We haven’t had much time to rest since returning from our family holiday. We went straight from joy into grief and our spirits are so tired. Summer is taking her last gasps and we feel her passing with regret. So many things have been left undone because our presence was required elsewhere. We would not have it any other way, of course. The time spent grieving and loving together has deepened our understanding of life—our hearts have been stretched further than we could imagine. But all the while we reel with a loss of home. Our roots have been lifted out from under us. It feels scary, unbalanced, this knowledge that loss might come again unbidden. We long for the ordinary, for things to go back the way they were. We long for the safety of home, that comfort that comes from all that is familiar and good.

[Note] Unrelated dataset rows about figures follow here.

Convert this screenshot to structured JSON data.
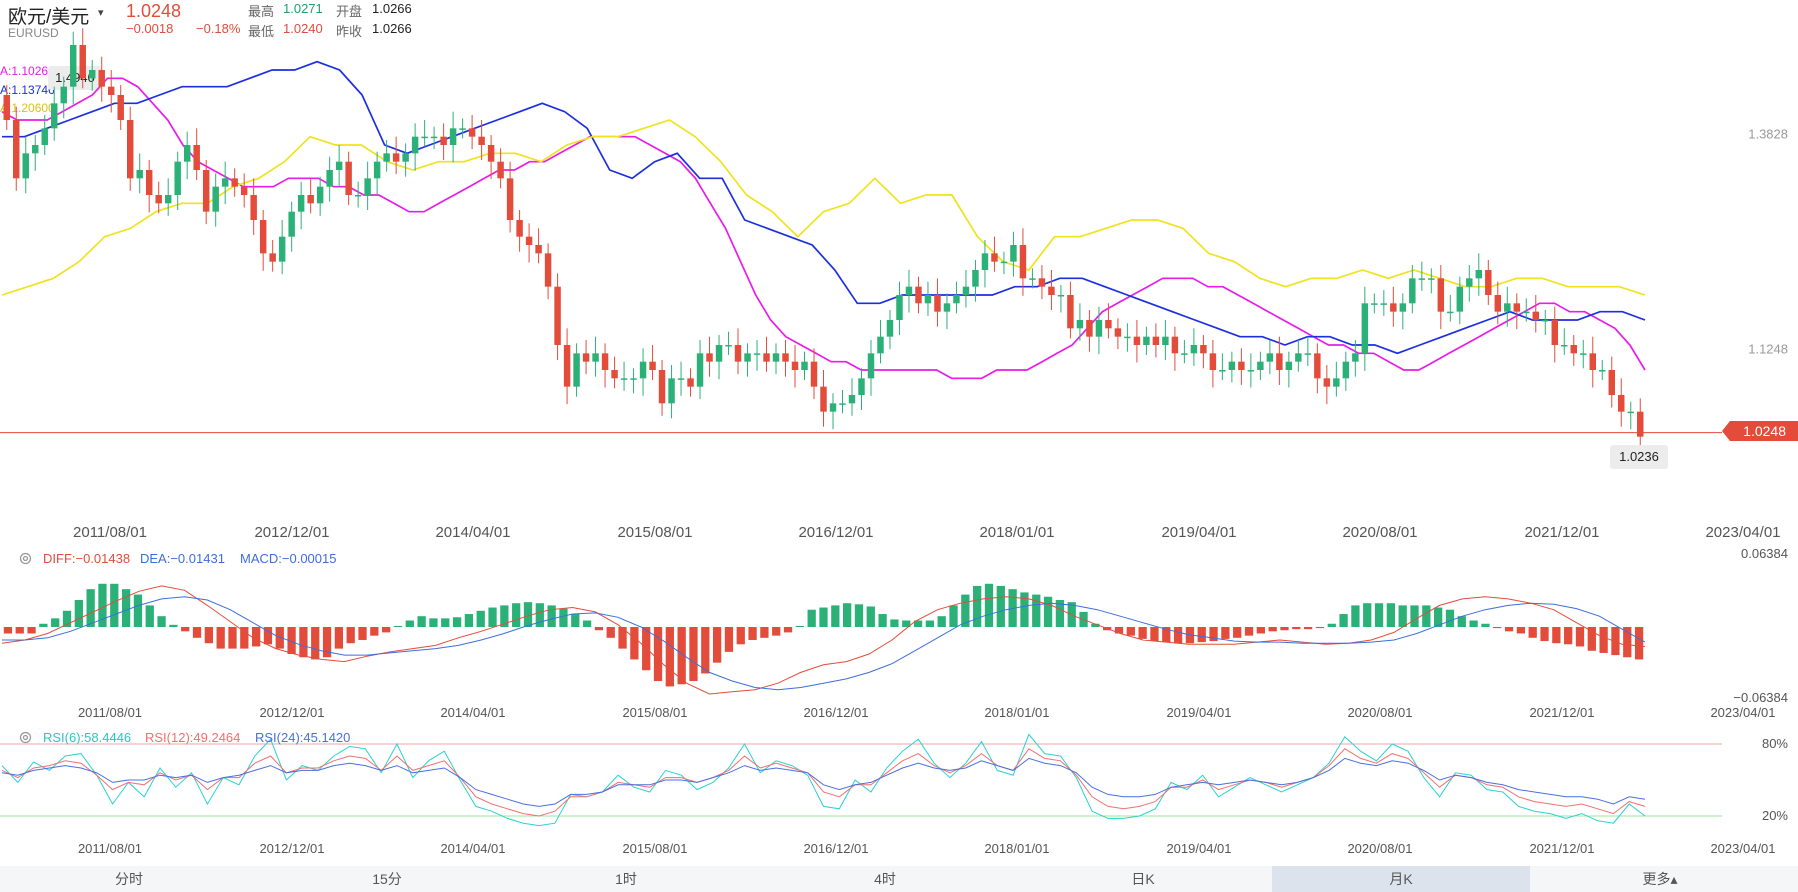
{
  "header": {
    "pair_name": "欧元/美元",
    "caret": "▾",
    "pair_code": "EURUSD",
    "last_price": "1.0248",
    "change": "−0.0018",
    "change_pct": "−0.18%",
    "stats": {
      "high_label": "最高",
      "high_value": "1.0271",
      "open_label": "开盘",
      "open_value": "1.0266",
      "low_label": "最低",
      "low_value": "1.0240",
      "prev_close_label": "昨收",
      "prev_close_value": "1.0266"
    }
  },
  "main_chart": {
    "ma_legend": [
      {
        "text": "A:1.10263",
        "color": "#e81ce8"
      },
      {
        "text": "A:1.13746",
        "color": "#1c2fe0"
      },
      {
        "text": "A:1.20600",
        "color": "#f0e21c"
      }
    ],
    "hover_value": "1.4940",
    "y_axis_labels": [
      "1.3828",
      "1.1248"
    ],
    "current_price_tag": "1.0248",
    "low_marker": "1.0236",
    "up_color": "#2bb178",
    "down_color": "#e34c3a"
  },
  "x_axis_labels": [
    "2011/08/01",
    "2012/12/01",
    "2014/04/01",
    "2015/08/01",
    "2016/12/01",
    "2018/01/01",
    "2019/04/01",
    "2020/08/01",
    "2021/12/01",
    "2023/04/01"
  ],
  "macd": {
    "diff_text": "DIFF:−0.01438",
    "dea_text": "DEA:−0.01431",
    "macd_text": "MACD:−0.00015",
    "diff_color": "#e34c3a",
    "dea_color": "#3c6ee0",
    "macd_color": "#3c6ee0",
    "axis_top": "0.06384",
    "axis_bottom": "−0.06384"
  },
  "rsi": {
    "rsi6_text": "RSI(6):58.4446",
    "rsi12_text": "RSI(12):49.2464",
    "rsi24_text": "RSI(24):45.1420",
    "rsi6_color": "#29d2d2",
    "rsi12_color": "#f36f6f",
    "rsi24_color": "#4a6fe0",
    "level_high": "80%",
    "level_low": "20%"
  },
  "tabs": [
    {
      "label": "分时",
      "active": false
    },
    {
      "label": "15分",
      "active": false
    },
    {
      "label": "1时",
      "active": false
    },
    {
      "label": "4时",
      "active": false
    },
    {
      "label": "日K",
      "active": false
    },
    {
      "label": "月K",
      "active": true
    },
    {
      "label": "更多▴",
      "active": false
    }
  ],
  "chart_data": {
    "type": "candlestick",
    "interval": "monthly",
    "symbol": "EURUSD",
    "x_labels": [
      "2011/08/01",
      "2012/12/01",
      "2014/04/01",
      "2015/08/01",
      "2016/12/01",
      "2018/01/01",
      "2019/04/01",
      "2020/08/01",
      "2021/12/01",
      "2023/04/01"
    ],
    "y_range": [
      0.98,
      1.52
    ],
    "closes": [
      1.4,
      1.33,
      1.36,
      1.37,
      1.39,
      1.42,
      1.44,
      1.49,
      1.45,
      1.46,
      1.44,
      1.43,
      1.4,
      1.33,
      1.34,
      1.31,
      1.3,
      1.31,
      1.35,
      1.37,
      1.34,
      1.29,
      1.32,
      1.33,
      1.32,
      1.31,
      1.28,
      1.24,
      1.23,
      1.26,
      1.29,
      1.31,
      1.3,
      1.32,
      1.34,
      1.35,
      1.31,
      1.31,
      1.33,
      1.35,
      1.36,
      1.35,
      1.36,
      1.38,
      1.38,
      1.38,
      1.37,
      1.39,
      1.39,
      1.38,
      1.37,
      1.35,
      1.33,
      1.28,
      1.26,
      1.25,
      1.24,
      1.2,
      1.13,
      1.08,
      1.12,
      1.11,
      1.12,
      1.1,
      1.09,
      1.09,
      1.09,
      1.11,
      1.1,
      1.06,
      1.09,
      1.09,
      1.08,
      1.12,
      1.11,
      1.13,
      1.13,
      1.11,
      1.12,
      1.12,
      1.11,
      1.12,
      1.11,
      1.1,
      1.11,
      1.08,
      1.05,
      1.06,
      1.06,
      1.07,
      1.09,
      1.12,
      1.14,
      1.16,
      1.19,
      1.2,
      1.18,
      1.19,
      1.17,
      1.18,
      1.19,
      1.2,
      1.22,
      1.24,
      1.23,
      1.23,
      1.25,
      1.21,
      1.21,
      1.2,
      1.19,
      1.19,
      1.15,
      1.16,
      1.14,
      1.16,
      1.15,
      1.14,
      1.14,
      1.13,
      1.14,
      1.13,
      1.14,
      1.12,
      1.12,
      1.13,
      1.12,
      1.1,
      1.1,
      1.11,
      1.1,
      1.1,
      1.11,
      1.12,
      1.1,
      1.11,
      1.12,
      1.12,
      1.09,
      1.08,
      1.09,
      1.11,
      1.12,
      1.18,
      1.18,
      1.18,
      1.17,
      1.18,
      1.21,
      1.21,
      1.21,
      1.17,
      1.17,
      1.2,
      1.21,
      1.22,
      1.19,
      1.17,
      1.18,
      1.17,
      1.17,
      1.16,
      1.16,
      1.13,
      1.13,
      1.12,
      1.12,
      1.1,
      1.1,
      1.07,
      1.05,
      1.05,
      1.02
    ],
    "ma_series": [
      {
        "name": "A:1.10263",
        "color": "#e81ce8",
        "values": [
          1.41,
          1.4,
          1.4,
          1.4,
          1.41,
          1.42,
          1.43,
          1.45,
          1.45,
          1.44,
          1.42,
          1.4,
          1.37,
          1.35,
          1.34,
          1.33,
          1.32,
          1.32,
          1.32,
          1.33,
          1.33,
          1.33,
          1.32,
          1.32,
          1.31,
          1.31,
          1.3,
          1.29,
          1.29,
          1.3,
          1.31,
          1.32,
          1.33,
          1.34,
          1.34,
          1.35,
          1.35,
          1.36,
          1.37,
          1.38,
          1.38,
          1.38,
          1.38,
          1.37,
          1.36,
          1.35,
          1.33,
          1.3,
          1.27,
          1.23,
          1.19,
          1.16,
          1.14,
          1.13,
          1.12,
          1.11,
          1.11,
          1.1,
          1.1,
          1.1,
          1.1,
          1.1,
          1.1,
          1.09,
          1.09,
          1.09,
          1.1,
          1.1,
          1.1,
          1.11,
          1.12,
          1.13,
          1.15,
          1.17,
          1.18,
          1.19,
          1.2,
          1.21,
          1.21,
          1.21,
          1.2,
          1.2,
          1.19,
          1.18,
          1.17,
          1.16,
          1.15,
          1.14,
          1.13,
          1.13,
          1.12,
          1.12,
          1.11,
          1.1,
          1.1,
          1.11,
          1.12,
          1.13,
          1.14,
          1.15,
          1.16,
          1.17,
          1.18,
          1.18,
          1.17,
          1.17,
          1.16,
          1.15,
          1.13,
          1.1
        ]
      },
      {
        "name": "A:1.13746",
        "color": "#1c2fe0",
        "values": [
          1.38,
          1.38,
          1.39,
          1.4,
          1.41,
          1.42,
          1.42,
          1.43,
          1.44,
          1.44,
          1.44,
          1.45,
          1.46,
          1.46,
          1.47,
          1.46,
          1.43,
          1.37,
          1.36,
          1.37,
          1.38,
          1.39,
          1.4,
          1.41,
          1.42,
          1.41,
          1.39,
          1.34,
          1.33,
          1.35,
          1.36,
          1.33,
          1.33,
          1.28,
          1.27,
          1.26,
          1.25,
          1.22,
          1.18,
          1.18,
          1.19,
          1.19,
          1.19,
          1.19,
          1.19,
          1.2,
          1.2,
          1.21,
          1.21,
          1.2,
          1.19,
          1.18,
          1.17,
          1.16,
          1.15,
          1.14,
          1.14,
          1.13,
          1.14,
          1.14,
          1.13,
          1.13,
          1.12,
          1.13,
          1.14,
          1.15,
          1.16,
          1.17,
          1.16,
          1.16,
          1.16,
          1.17,
          1.17,
          1.16
        ]
      },
      {
        "name": "A:1.20600",
        "color": "#f0e21c",
        "values": [
          1.19,
          1.2,
          1.21,
          1.23,
          1.26,
          1.27,
          1.29,
          1.3,
          1.3,
          1.32,
          1.33,
          1.35,
          1.38,
          1.37,
          1.37,
          1.35,
          1.34,
          1.35,
          1.35,
          1.36,
          1.36,
          1.35,
          1.37,
          1.38,
          1.38,
          1.39,
          1.4,
          1.38,
          1.35,
          1.31,
          1.29,
          1.26,
          1.29,
          1.3,
          1.33,
          1.3,
          1.31,
          1.31,
          1.26,
          1.23,
          1.22,
          1.26,
          1.26,
          1.27,
          1.28,
          1.28,
          1.27,
          1.24,
          1.23,
          1.21,
          1.2,
          1.21,
          1.21,
          1.22,
          1.21,
          1.22,
          1.21,
          1.2,
          1.2,
          1.21,
          1.21,
          1.2,
          1.2,
          1.2,
          1.19
        ]
      }
    ],
    "current_price": 1.0248,
    "low_marker": 1.0236,
    "macd_panel": {
      "range": [
        -0.06384,
        0.06384
      ],
      "hist": [
        -0.006,
        -0.006,
        -0.006,
        0.003,
        0.008,
        0.015,
        0.025,
        0.035,
        0.04,
        0.04,
        0.035,
        0.03,
        0.02,
        0.01,
        0.002,
        -0.004,
        -0.01,
        -0.015,
        -0.02,
        -0.02,
        -0.02,
        -0.018,
        -0.016,
        -0.02,
        -0.025,
        -0.028,
        -0.03,
        -0.028,
        -0.02,
        -0.015,
        -0.012,
        -0.008,
        -0.005,
        0.001,
        0.006,
        0.01,
        0.008,
        0.008,
        0.009,
        0.012,
        0.015,
        0.018,
        0.02,
        0.022,
        0.023,
        0.022,
        0.02,
        0.017,
        0.012,
        0.006,
        -0.003,
        -0.01,
        -0.02,
        -0.03,
        -0.04,
        -0.05,
        -0.055,
        -0.053,
        -0.05,
        -0.043,
        -0.033,
        -0.023,
        -0.016,
        -0.012,
        -0.01,
        -0.008,
        -0.005,
        0.001,
        0.016,
        0.018,
        0.02,
        0.022,
        0.021,
        0.019,
        0.012,
        0.007,
        0.006,
        0.006,
        0.006,
        0.01,
        0.02,
        0.03,
        0.038,
        0.04,
        0.038,
        0.035,
        0.032,
        0.03,
        0.028,
        0.025,
        0.023,
        0.014,
        0.003,
        -0.003,
        -0.006,
        -0.008,
        -0.011,
        -0.013,
        -0.014,
        -0.015,
        -0.015,
        -0.014,
        -0.013,
        -0.011,
        -0.01,
        -0.008,
        -0.006,
        -0.004,
        -0.003,
        -0.002,
        -0.002,
        -0.001,
        0.003,
        0.012,
        0.02,
        0.022,
        0.022,
        0.022,
        0.02,
        0.02,
        0.02,
        0.018,
        0.016,
        0.01,
        0.006,
        0.003,
        -0.001,
        -0.004,
        -0.006,
        -0.01,
        -0.013,
        -0.015,
        -0.016,
        -0.018,
        -0.022,
        -0.024,
        -0.026,
        -0.028,
        -0.03
      ],
      "diff": [
        -0.015,
        -0.012,
        -0.006,
        0.004,
        0.014,
        0.024,
        0.033,
        0.038,
        0.034,
        0.02,
        0.005,
        -0.01,
        -0.02,
        -0.026,
        -0.03,
        -0.032,
        -0.027,
        -0.023,
        -0.02,
        -0.017,
        -0.01,
        -0.004,
        0.003,
        0.01,
        0.016,
        0.018,
        0.014,
        0.002,
        -0.015,
        -0.035,
        -0.052,
        -0.062,
        -0.06,
        -0.058,
        -0.052,
        -0.042,
        -0.035,
        -0.032,
        -0.025,
        -0.012,
        0.005,
        0.016,
        0.022,
        0.026,
        0.028,
        0.026,
        0.02,
        0.01,
        0.002,
        -0.006,
        -0.012,
        -0.014,
        -0.016,
        -0.016,
        -0.016,
        -0.014,
        -0.012,
        -0.014,
        -0.016,
        -0.015,
        -0.012,
        -0.005,
        0.008,
        0.02,
        0.026,
        0.028,
        0.026,
        0.022,
        0.016,
        0.004,
        -0.008,
        -0.016,
        -0.018
      ],
      "dea": [
        -0.012,
        -0.012,
        -0.01,
        -0.004,
        0.004,
        0.012,
        0.02,
        0.026,
        0.028,
        0.025,
        0.016,
        0.004,
        -0.008,
        -0.016,
        -0.022,
        -0.026,
        -0.026,
        -0.024,
        -0.022,
        -0.02,
        -0.017,
        -0.012,
        -0.006,
        0.001,
        0.007,
        0.012,
        0.013,
        0.009,
        0.0,
        -0.013,
        -0.028,
        -0.042,
        -0.05,
        -0.056,
        -0.058,
        -0.056,
        -0.052,
        -0.048,
        -0.042,
        -0.034,
        -0.022,
        -0.01,
        0.002,
        0.01,
        0.016,
        0.02,
        0.022,
        0.02,
        0.016,
        0.01,
        0.004,
        -0.002,
        -0.007,
        -0.01,
        -0.013,
        -0.014,
        -0.014,
        -0.015,
        -0.015,
        -0.015,
        -0.014,
        -0.012,
        -0.006,
        0.002,
        0.01,
        0.016,
        0.02,
        0.022,
        0.021,
        0.017,
        0.01,
        -0.002,
        -0.014
      ]
    },
    "rsi_panel": {
      "range": [
        0,
        100
      ],
      "levels": [
        80,
        20
      ],
      "rsi6": [
        62,
        48,
        65,
        58,
        70,
        72,
        54,
        30,
        48,
        36,
        60,
        44,
        56,
        30,
        52,
        46,
        70,
        84,
        50,
        62,
        58,
        70,
        78,
        76,
        56,
        80,
        52,
        66,
        74,
        50,
        28,
        24,
        18,
        14,
        12,
        14,
        38,
        36,
        40,
        54,
        44,
        40,
        58,
        54,
        42,
        48,
        60,
        80,
        56,
        66,
        62,
        54,
        28,
        26,
        50,
        40,
        60,
        74,
        84,
        64,
        52,
        64,
        82,
        58,
        54,
        88,
        72,
        70,
        52,
        24,
        18,
        18,
        20,
        26,
        48,
        42,
        54,
        36,
        44,
        52,
        46,
        40,
        46,
        52,
        64,
        86,
        74,
        66,
        80,
        74,
        52,
        36,
        56,
        54,
        42,
        40,
        28,
        24,
        22,
        18,
        22,
        16,
        14,
        30,
        20
      ],
      "rsi12": [
        58,
        52,
        60,
        62,
        66,
        64,
        54,
        42,
        48,
        46,
        56,
        50,
        54,
        42,
        52,
        52,
        64,
        70,
        56,
        60,
        60,
        66,
        70,
        68,
        58,
        70,
        58,
        62,
        66,
        52,
        36,
        30,
        26,
        22,
        20,
        24,
        36,
        36,
        40,
        48,
        46,
        44,
        52,
        52,
        48,
        52,
        58,
        70,
        60,
        64,
        60,
        56,
        40,
        36,
        46,
        46,
        56,
        66,
        72,
        62,
        56,
        62,
        72,
        62,
        58,
        76,
        68,
        66,
        54,
        36,
        28,
        26,
        28,
        32,
        44,
        44,
        50,
        42,
        46,
        50,
        48,
        44,
        48,
        52,
        62,
        76,
        68,
        64,
        72,
        68,
        56,
        44,
        54,
        52,
        46,
        44,
        36,
        32,
        30,
        28,
        30,
        26,
        22,
        32,
        28
      ],
      "rsi24": [
        56,
        54,
        58,
        60,
        62,
        60,
        56,
        48,
        50,
        50,
        54,
        52,
        54,
        48,
        52,
        54,
        58,
        62,
        56,
        58,
        58,
        62,
        64,
        62,
        58,
        62,
        56,
        58,
        60,
        52,
        42,
        38,
        34,
        30,
        28,
        30,
        38,
        38,
        40,
        46,
        46,
        46,
        50,
        50,
        48,
        52,
        56,
        62,
        58,
        60,
        58,
        56,
        46,
        42,
        46,
        48,
        54,
        60,
        64,
        60,
        58,
        60,
        66,
        62,
        58,
        68,
        64,
        62,
        56,
        44,
        38,
        36,
        36,
        38,
        44,
        46,
        48,
        46,
        48,
        50,
        48,
        46,
        48,
        52,
        58,
        68,
        64,
        62,
        66,
        64,
        58,
        50,
        54,
        52,
        48,
        46,
        42,
        40,
        38,
        36,
        36,
        34,
        30,
        36,
        34
      ]
    }
  }
}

When my boys were little, in their preschool room was a large plastic bin filled with pinto beans. The children loved to dig their hands down into the beans, all the way up to their elbows. The beans were cool and smooth, too small to be a choking hazard, and easily cleaned up if spilled. The children delighted to scoop and pour, making the sound of rain as the beans tinkled into bowls or cups or the backs of toy dump trucks. I remember tiny fingers combing trails through beans as I peel away the dried skins of my pintos. I caress the smooth shell of each bean and drop it into the pile. I scoop the dried fruit up in my hands when I am done, rejoicing in the coolness of each tiny circlet.

Who would believe the life nestled inside such an unassuming little seed?

My troubled little garden is helping me find my way home again. Pinto beans and cornbread are a thing here in West Virginia. When I was a girl, how I would tire of this common meal. But somehow? I know these beans I have hulled today will taste better than any I’ve ever eaten.